Opinion
May 30, 1989
Appeal from the Supreme Court, Nassau County (Yachnin, J.).
Ordered that the order is reversed, in the exercise of discretion, without costs or disbursements, the defendant's renewed motion is granted, and her proposed answer is deemed served, on the condition that the defendant's attorney personally pays $1,500 to the plaintiff within 20 days after service upon him of a copy of this decision and order, with notice of entry; in the event that the condition is not complied with, the order is affirmed, without costs or disbursements.
The Supreme Court erred in denying the defendant's motion for relief under CPLR 3012 (d) based solely on her failure to submit an adequate affidavit of merit (see, Trapani v Imlug Seven Corp., 140 A.D.2d 690; Jones v TSS Seedman's, 131 A.D.2d 728; Mufalli v Ford Motor Co., 105 A.D.2d 642).

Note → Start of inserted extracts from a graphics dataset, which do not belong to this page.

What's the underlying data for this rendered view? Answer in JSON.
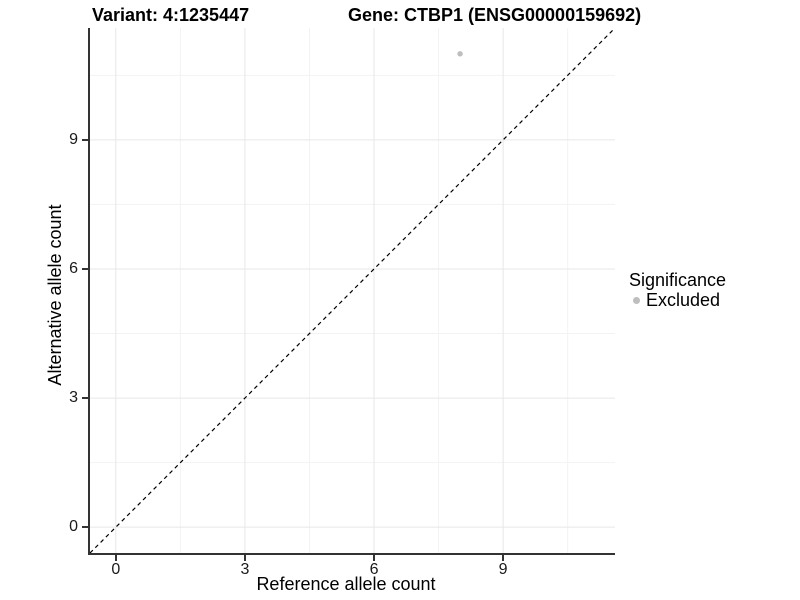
{
  "chart_data": {
    "type": "scatter",
    "titles": {
      "left": "Variant: 4:1235447",
      "right": "Gene: CTBP1 (ENSG00000159692)"
    },
    "xlabel": "Reference allele count",
    "ylabel": "Alternative allele count",
    "xlim": [
      -0.6,
      11.6
    ],
    "ylim": [
      -0.6,
      11.6
    ],
    "x_ticks": [
      0,
      3,
      6,
      9
    ],
    "y_ticks": [
      0,
      3,
      6,
      9
    ],
    "x_minor_ticks": [
      1.5,
      4.5,
      7.5,
      10.5
    ],
    "y_minor_ticks": [
      1.5,
      4.5,
      7.5,
      10.5
    ],
    "grid": "major+minor",
    "legend_position": "right",
    "reference_line": {
      "type": "identity",
      "linestyle": "dashed",
      "color": "#000000",
      "from": [
        -0.6,
        -0.6
      ],
      "to": [
        11.6,
        11.6
      ]
    },
    "series": [
      {
        "name": "Excluded",
        "color": "#bebebe",
        "points": [
          {
            "x": 8,
            "y": 11
          }
        ]
      }
    ],
    "legend": {
      "title": "Significance",
      "entries": [
        {
          "label": "Excluded",
          "color": "#bebebe"
        }
      ]
    }
  },
  "style": {
    "background": "#ffffff",
    "axis_line_color": "#333333",
    "tick_color": "#333333",
    "tick_label_color": "#1a1a1a",
    "grid_major_color": "#e7e7e7",
    "grid_minor_color": "#f3f3f3",
    "reference_line_color": "#000000",
    "point_color": "#bebebe",
    "text_color": "#000000"
  }
}
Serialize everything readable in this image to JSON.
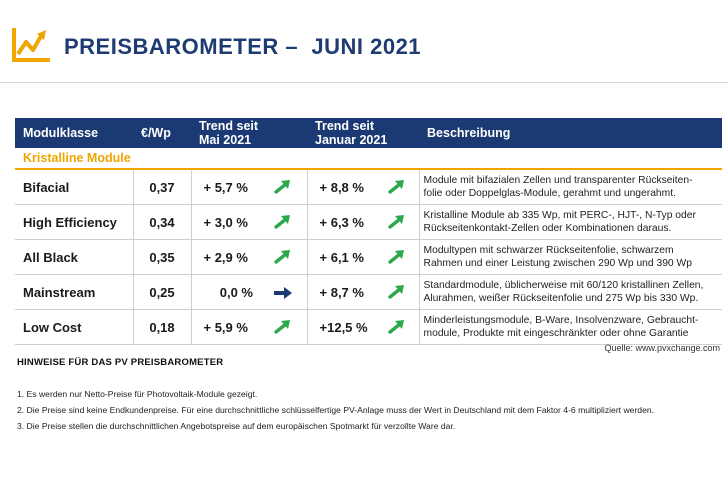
{
  "header": {
    "title": "PREISBAROMETER –  JUNI 2021"
  },
  "table": {
    "columns": [
      "Modulklasse",
      "€/Wp",
      "Trend seit",
      "Mai 2021",
      "Trend seit",
      "Januar 2021",
      "Beschreibung"
    ],
    "section_label": "Kristalline Module",
    "rows": [
      {
        "name": "Bifacial",
        "price": "0,37",
        "trend_mai": "+ 5,7 %",
        "arrow_mai": "up-right-icon",
        "trend_jan": "+ 8,8 %",
        "arrow_jan": "up-right-icon",
        "desc_1": "Module mit bifazialen Zellen und transparenter Rückseiten-",
        "desc_2": "folie oder Doppelglas-Module, gerahmt und ungerahmt."
      },
      {
        "name": "High Efficiency",
        "price": "0,34",
        "trend_mai": "+ 3,0 %",
        "arrow_mai": "up-right-icon",
        "trend_jan": "+ 6,3 %",
        "arrow_jan": "up-right-icon",
        "desc_1": "Kristalline Module ab 335 Wp, mit PERC-, HJT-, N-Typ oder",
        "desc_2": "Rückseitenkontakt-Zellen oder Kombinationen daraus."
      },
      {
        "name": "All Black",
        "price": "0,35",
        "trend_mai": "+ 2,9 %",
        "arrow_mai": "up-right-icon",
        "trend_jan": "+ 6,1 %",
        "arrow_jan": "up-right-icon",
        "desc_1": "Modultypen mit schwarzer Rückseitenfolie, schwarzem",
        "desc_2": "Rahmen und einer Leistung  zwischen 290 Wp und 390 Wp"
      },
      {
        "name": "Mainstream",
        "price": "0,25",
        "trend_mai": "0,0 %",
        "arrow_mai": "right-arrow-icon",
        "trend_jan": "+ 8,7 %",
        "arrow_jan": "up-right-icon",
        "desc_1": "Standardmodule, üblicherweise mit 60/120 kristallinen Zellen,",
        "desc_2": "Alurahmen, weißer Rückseitenfolie und 275 Wp bis 330 Wp."
      },
      {
        "name": "Low Cost",
        "price": "0,18",
        "trend_mai": "+ 5,9 %",
        "arrow_mai": "up-right-icon",
        "trend_jan": "+12,5 %",
        "arrow_jan": "up-right-icon",
        "desc_1": "Minderleistungsmodule, B-Ware, Insolvenzware, Gebraucht-",
        "desc_2": "module, Produkte mit eingeschränkter oder ohne Garantie"
      }
    ]
  },
  "source": "Quelle: www.pvxchange.com",
  "notes": {
    "heading": "HINWEISE FÜR DAS PV PREISBAROMETER",
    "items": [
      "1.  Es werden nur Netto-Preise für Photovoltaik-Module gezeigt.",
      "2. Die Preise sind keine Endkundenpreise. Für eine durchschnittliche schlüsselfertige PV-Anlage muss der Wert in Deutschland mit dem Faktor 4-6 multipliziert werden.",
      "3. Die Preise stellen die durchschnittlichen Angebotspreise auf dem europäischen Spotmarkt für verzollte Ware dar."
    ]
  },
  "colors": {
    "navy": "#1b3a73",
    "orange": "#f0a500",
    "green": "#2aa84a",
    "arrow_navy": "#1b3a73"
  }
}
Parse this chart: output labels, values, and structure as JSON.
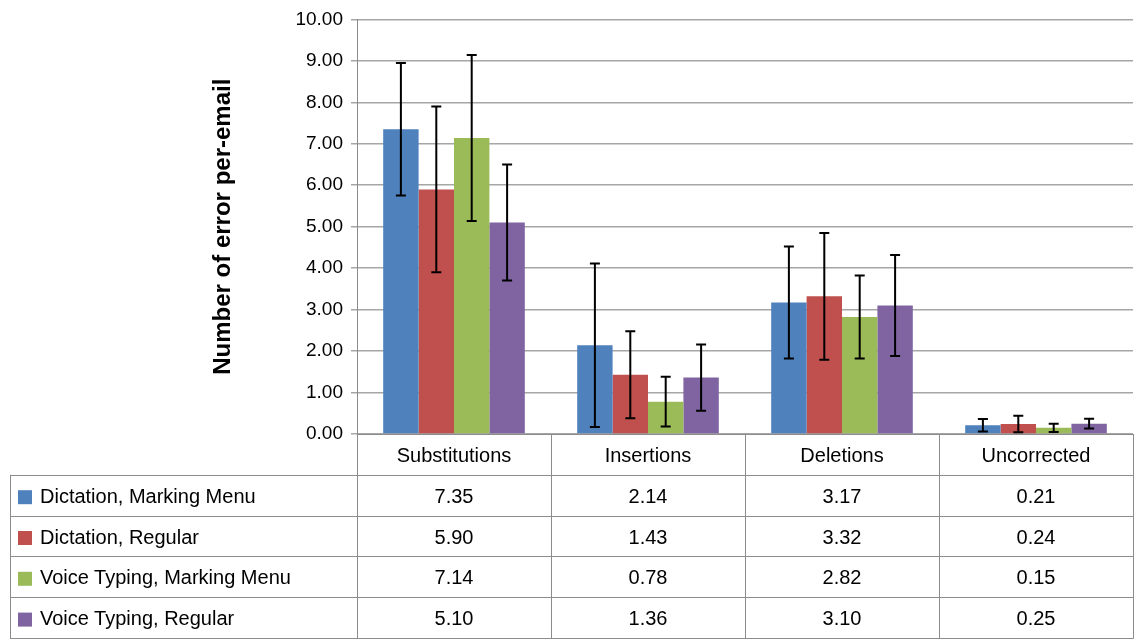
{
  "chart_data": {
    "type": "bar",
    "ylabel": "Number of error per-email",
    "categories": [
      "Substitutions",
      "Insertions",
      "Deletions",
      "Uncorrected"
    ],
    "series": [
      {
        "name": "Dictation, Marking Menu",
        "color": "#4f81bd",
        "values": [
          7.35,
          2.14,
          3.17,
          0.21
        ],
        "errors": [
          1.6,
          1.97,
          1.35,
          0.15
        ],
        "value_labels": [
          "7.35",
          "2.14",
          "3.17",
          "0.21"
        ]
      },
      {
        "name": "Dictation, Regular",
        "color": "#c0504d",
        "values": [
          5.9,
          1.43,
          3.32,
          0.24
        ],
        "errors": [
          2.0,
          1.05,
          1.53,
          0.2
        ],
        "value_labels": [
          "5.90",
          "1.43",
          "3.32",
          "0.24"
        ]
      },
      {
        "name": "Voice Typing, Marking Menu",
        "color": "#9bbb59",
        "values": [
          7.14,
          0.78,
          2.82,
          0.15
        ],
        "errors": [
          2.0,
          0.6,
          1.0,
          0.1
        ],
        "value_labels": [
          "7.14",
          "0.78",
          "2.82",
          "0.15"
        ]
      },
      {
        "name": "Voice Typing, Regular",
        "color": "#8064a2",
        "values": [
          5.1,
          1.36,
          3.1,
          0.25
        ],
        "errors": [
          1.4,
          0.8,
          1.22,
          0.12
        ],
        "value_labels": [
          "5.10",
          "1.36",
          "3.10",
          "0.25"
        ]
      }
    ],
    "ylim": [
      0,
      10
    ],
    "yticks": [
      {
        "value": 0,
        "label": "0.00"
      },
      {
        "value": 1,
        "label": "1.00"
      },
      {
        "value": 2,
        "label": "2.00"
      },
      {
        "value": 3,
        "label": "3.00"
      },
      {
        "value": 4,
        "label": "4.00"
      },
      {
        "value": 5,
        "label": "5.00"
      },
      {
        "value": 6,
        "label": "6.00"
      },
      {
        "value": 7,
        "label": "7.00"
      },
      {
        "value": 8,
        "label": "8.00"
      },
      {
        "value": 9,
        "label": "9.00"
      },
      {
        "value": 10,
        "label": "10.00"
      }
    ],
    "grid": "y",
    "legend": "bottom"
  }
}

Given this State's liberal policy toward preventing default judgments in matrimonial actions (see, D'Alleva v D'Alleva, 127 A.D.2d 732; Lucas v Lucas, 109 A.D.2d 781; Rutledge v Rutledge, 60 A.D.2d 646), the reasonable excuse proffered for the defendant's delay in answering, and the lack of prejudice to the plaintiff, the defendant should have been granted an extension of time within which to answer and to assert her counterclaim. Under the circumstances, however, we condition our reversal upon the payment by the defendant's attorney personally of $1,500 to the plaintiff to compensate him for the inconvenience and additional legal work emanating from the delay. Brown, J.P., Lawrence, Kunzeman and Kooper, JJ., concur.